When a person who is not fluent in English finds themselves in need of legal court services, the hiring of a certified and properly qualified court interpreter is crucial. The following is a brief overview over the importance and responsibilities of court interpreters.
What does a court interpreter do?
A court interpreter may work with witnesses, defendants, legal persons or families. They work within the court system to provide language interpretation for people who are not fluent in English.
The interpreter can be either permanently employed by the court or a freelance interpreter who is hired per job. When hiring a court interpreter it is important to always make sure that they have the appropriate qualifications to interpret in legal cases.
The job of a court interpreter is not limited to the court room – court interpreters may as well work in meetings or other appointments regarding ongoing legal proceedings. Tasks may also include sight translation, which means silently reading a document (e.g. a court document) and relaying the information in the target language.
Qualifications of court interpreters
Court interpretation is done orally and can be done either consecutively or simultaneously. Consecutive interpreting occurs, when the interpreter starts interpreting after one party is done speaking. This requires the interpreter to take notes to ensure that no information is lost.
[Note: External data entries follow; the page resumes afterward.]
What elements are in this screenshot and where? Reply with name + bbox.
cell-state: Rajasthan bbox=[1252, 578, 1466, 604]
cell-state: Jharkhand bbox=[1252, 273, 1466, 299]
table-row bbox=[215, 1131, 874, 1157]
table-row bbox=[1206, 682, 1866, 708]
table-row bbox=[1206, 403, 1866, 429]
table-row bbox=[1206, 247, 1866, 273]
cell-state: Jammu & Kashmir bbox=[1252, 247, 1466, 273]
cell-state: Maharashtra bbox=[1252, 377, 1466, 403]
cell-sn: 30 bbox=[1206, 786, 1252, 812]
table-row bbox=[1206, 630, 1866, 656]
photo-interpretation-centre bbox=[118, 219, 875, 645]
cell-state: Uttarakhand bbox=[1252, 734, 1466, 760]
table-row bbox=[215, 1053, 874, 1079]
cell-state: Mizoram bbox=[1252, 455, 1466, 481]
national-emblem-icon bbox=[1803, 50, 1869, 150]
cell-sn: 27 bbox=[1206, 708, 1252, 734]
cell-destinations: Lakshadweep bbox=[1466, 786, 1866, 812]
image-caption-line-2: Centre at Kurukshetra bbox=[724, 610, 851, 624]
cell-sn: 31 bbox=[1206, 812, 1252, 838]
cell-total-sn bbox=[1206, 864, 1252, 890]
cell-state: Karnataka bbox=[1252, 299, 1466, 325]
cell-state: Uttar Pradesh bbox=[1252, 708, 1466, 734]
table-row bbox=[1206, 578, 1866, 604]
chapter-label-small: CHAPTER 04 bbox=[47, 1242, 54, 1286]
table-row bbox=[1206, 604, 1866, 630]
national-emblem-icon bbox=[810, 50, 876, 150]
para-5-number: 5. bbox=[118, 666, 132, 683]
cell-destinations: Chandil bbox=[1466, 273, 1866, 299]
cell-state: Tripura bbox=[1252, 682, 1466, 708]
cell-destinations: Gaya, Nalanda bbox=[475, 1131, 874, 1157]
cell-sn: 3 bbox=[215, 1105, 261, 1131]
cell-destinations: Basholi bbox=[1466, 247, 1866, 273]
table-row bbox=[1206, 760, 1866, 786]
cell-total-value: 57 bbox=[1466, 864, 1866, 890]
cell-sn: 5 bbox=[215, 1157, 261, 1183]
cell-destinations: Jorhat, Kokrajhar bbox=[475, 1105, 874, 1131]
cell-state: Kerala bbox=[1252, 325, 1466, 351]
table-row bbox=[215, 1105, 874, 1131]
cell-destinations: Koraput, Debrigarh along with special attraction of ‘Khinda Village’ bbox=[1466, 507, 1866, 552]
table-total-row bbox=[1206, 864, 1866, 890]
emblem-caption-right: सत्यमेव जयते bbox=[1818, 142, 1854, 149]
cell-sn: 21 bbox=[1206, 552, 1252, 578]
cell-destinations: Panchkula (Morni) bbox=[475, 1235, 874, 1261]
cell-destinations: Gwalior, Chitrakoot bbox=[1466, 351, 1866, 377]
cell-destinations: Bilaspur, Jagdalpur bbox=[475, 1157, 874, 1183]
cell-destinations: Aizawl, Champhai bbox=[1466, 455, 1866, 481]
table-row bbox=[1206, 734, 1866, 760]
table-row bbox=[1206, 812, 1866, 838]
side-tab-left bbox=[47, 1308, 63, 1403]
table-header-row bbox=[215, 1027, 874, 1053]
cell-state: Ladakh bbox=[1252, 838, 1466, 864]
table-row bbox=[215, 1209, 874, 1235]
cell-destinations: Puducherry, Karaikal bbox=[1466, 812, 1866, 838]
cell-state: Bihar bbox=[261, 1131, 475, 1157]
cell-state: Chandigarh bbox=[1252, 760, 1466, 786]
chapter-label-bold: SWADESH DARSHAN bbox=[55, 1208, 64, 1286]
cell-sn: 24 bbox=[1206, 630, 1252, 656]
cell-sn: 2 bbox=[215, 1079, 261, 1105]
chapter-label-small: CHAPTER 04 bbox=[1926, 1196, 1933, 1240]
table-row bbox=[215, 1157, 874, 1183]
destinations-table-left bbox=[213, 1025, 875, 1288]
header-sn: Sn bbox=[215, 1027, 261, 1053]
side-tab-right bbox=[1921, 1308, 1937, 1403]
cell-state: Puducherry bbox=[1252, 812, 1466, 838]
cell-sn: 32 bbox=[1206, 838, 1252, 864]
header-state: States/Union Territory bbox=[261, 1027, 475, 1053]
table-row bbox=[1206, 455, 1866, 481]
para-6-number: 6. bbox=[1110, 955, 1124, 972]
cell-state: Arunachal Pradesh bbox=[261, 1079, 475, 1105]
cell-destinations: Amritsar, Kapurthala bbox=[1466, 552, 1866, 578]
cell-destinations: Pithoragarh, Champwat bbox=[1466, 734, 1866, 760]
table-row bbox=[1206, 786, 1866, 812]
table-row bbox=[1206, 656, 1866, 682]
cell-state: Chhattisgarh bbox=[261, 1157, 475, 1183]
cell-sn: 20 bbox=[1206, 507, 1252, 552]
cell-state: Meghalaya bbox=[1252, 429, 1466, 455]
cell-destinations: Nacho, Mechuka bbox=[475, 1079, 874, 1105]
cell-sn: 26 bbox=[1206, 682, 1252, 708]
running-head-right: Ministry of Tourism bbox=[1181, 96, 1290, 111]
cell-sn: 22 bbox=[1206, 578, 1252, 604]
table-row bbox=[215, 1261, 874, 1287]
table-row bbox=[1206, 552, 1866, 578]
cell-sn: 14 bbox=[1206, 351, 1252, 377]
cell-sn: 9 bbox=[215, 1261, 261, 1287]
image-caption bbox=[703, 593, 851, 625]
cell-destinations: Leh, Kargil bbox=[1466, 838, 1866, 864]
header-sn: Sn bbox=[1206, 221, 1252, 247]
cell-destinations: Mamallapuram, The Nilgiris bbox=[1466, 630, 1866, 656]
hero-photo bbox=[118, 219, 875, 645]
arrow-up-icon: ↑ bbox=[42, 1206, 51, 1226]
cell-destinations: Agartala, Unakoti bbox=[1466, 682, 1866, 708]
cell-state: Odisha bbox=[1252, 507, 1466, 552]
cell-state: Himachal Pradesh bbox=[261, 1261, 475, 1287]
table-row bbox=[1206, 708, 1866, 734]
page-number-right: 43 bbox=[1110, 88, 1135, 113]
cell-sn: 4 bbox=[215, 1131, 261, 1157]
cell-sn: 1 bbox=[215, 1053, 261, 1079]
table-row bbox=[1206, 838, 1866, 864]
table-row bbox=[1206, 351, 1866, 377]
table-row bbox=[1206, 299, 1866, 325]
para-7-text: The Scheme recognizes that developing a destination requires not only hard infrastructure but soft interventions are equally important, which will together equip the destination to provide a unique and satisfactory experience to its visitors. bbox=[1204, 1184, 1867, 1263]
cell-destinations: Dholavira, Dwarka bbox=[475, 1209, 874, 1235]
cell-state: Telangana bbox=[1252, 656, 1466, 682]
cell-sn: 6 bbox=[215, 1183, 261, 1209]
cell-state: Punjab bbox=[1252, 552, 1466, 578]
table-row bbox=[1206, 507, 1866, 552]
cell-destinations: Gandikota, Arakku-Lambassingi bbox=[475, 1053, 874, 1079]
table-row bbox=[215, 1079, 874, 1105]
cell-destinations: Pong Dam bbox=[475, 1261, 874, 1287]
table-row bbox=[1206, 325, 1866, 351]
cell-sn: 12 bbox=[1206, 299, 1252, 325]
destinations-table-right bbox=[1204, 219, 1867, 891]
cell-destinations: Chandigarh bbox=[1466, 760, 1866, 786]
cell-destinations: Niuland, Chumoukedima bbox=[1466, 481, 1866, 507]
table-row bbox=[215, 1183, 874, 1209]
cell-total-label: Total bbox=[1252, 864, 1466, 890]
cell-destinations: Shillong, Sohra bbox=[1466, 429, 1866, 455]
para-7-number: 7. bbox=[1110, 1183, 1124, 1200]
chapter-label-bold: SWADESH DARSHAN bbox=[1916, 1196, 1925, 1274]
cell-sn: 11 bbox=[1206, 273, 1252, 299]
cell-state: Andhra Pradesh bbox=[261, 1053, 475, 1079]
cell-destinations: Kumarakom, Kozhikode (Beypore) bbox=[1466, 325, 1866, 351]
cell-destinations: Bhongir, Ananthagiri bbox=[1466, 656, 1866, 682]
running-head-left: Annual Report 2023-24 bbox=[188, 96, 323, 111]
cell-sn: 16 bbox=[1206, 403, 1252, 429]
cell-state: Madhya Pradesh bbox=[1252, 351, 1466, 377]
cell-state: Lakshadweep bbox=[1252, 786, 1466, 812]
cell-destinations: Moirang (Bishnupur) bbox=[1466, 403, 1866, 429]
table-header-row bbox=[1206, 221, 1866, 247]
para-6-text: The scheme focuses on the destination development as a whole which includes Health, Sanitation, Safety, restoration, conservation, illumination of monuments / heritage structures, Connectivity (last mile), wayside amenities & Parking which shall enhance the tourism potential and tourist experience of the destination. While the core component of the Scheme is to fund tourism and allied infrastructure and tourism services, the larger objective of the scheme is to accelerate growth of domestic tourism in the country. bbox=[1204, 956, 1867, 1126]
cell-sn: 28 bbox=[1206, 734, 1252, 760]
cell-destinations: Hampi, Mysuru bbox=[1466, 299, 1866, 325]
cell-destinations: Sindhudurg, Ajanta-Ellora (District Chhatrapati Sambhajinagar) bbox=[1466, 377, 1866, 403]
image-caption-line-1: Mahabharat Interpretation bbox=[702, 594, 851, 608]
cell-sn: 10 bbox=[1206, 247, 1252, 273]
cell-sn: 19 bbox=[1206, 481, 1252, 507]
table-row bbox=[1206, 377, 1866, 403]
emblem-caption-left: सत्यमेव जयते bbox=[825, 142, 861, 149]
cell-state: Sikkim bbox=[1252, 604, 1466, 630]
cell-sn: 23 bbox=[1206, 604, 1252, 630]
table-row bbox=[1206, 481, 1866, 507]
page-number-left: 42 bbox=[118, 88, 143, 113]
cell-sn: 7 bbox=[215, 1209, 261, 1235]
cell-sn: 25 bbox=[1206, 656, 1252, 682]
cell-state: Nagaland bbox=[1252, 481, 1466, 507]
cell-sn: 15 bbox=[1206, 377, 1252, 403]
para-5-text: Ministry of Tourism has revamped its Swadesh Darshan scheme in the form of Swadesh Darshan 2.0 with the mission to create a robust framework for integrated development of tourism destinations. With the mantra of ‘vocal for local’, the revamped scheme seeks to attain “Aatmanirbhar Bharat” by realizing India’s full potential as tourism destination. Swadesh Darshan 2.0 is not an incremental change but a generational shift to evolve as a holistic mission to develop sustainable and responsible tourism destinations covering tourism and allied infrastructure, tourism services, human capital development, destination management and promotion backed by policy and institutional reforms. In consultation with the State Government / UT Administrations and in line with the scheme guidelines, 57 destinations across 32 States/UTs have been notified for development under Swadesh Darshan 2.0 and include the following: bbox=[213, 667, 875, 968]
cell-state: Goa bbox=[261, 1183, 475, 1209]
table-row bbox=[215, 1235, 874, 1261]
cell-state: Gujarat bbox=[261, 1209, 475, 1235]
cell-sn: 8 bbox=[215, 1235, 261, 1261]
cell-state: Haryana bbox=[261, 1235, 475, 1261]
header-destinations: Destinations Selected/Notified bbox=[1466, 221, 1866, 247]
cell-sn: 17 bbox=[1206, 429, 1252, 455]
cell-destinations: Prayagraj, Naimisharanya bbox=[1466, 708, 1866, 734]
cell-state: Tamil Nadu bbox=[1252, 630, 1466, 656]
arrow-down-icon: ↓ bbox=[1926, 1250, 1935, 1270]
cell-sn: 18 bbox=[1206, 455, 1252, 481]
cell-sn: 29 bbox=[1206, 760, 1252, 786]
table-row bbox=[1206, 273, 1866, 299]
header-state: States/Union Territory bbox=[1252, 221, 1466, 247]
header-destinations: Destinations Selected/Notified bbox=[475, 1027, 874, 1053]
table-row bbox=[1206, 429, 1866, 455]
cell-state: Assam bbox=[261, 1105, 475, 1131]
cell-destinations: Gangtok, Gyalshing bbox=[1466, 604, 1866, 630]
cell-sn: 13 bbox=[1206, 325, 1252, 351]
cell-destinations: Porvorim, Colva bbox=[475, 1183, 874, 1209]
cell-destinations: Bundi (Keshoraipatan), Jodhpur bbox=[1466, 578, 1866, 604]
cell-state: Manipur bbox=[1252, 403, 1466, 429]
In simultaneous interpreting the interpreter starts interpreting while the party is still making their point. Simultaneous interpreting is rather rare for a court setting, but can nevertheless occur in some situations.
A court interpreter must be fluent in both languages and is usually qualified in more than two languages. They must be able to translate not only the words spoken, but also connotations, the tonality of the speaker(s) and possibly ambiguous meanings. This requires the interpreter to have a deep understanding of both the culture of the source and target language. Court interpreters must also have an extensive vocabulary and a deep knowledge of the court and justice system they are serving. It is also necessary that they have an extensive knowledge of the vocabulary related to the justice and court system. This makes court interpreters highly specialized experts in their field.
Court interpreters usually hold a DPSI (Diploma in Public Service Interpreting) or a similar certification in order to work in a court environment.
Responsibilities of court interpreters
Court interpreters must not add/delete anything from what has been said to ensure a complete and truthful relay of information. It is important to be aware that incomplete interpretation could have serious consequences for the parties involved in the case. The interpreter also isn’t allowed to give advice or make any suggestions. Their job is to merely interpret the full information and connotation of what has been said.
Interpreter must remain detached from the content of the conversations to be able to keep the original tone and context. It is extremely important for the interpreter to remain unbiased. This is why contact with any parties involved in the case should be strictly kept professional. Private conversations must also be kept to a minimum to avoid the risk of bias.
With court cases being a matter of high confidentiality, it is a key factor that court interpreters are appropriately trained in the correct way to approach and handle various different court interpreting assignments.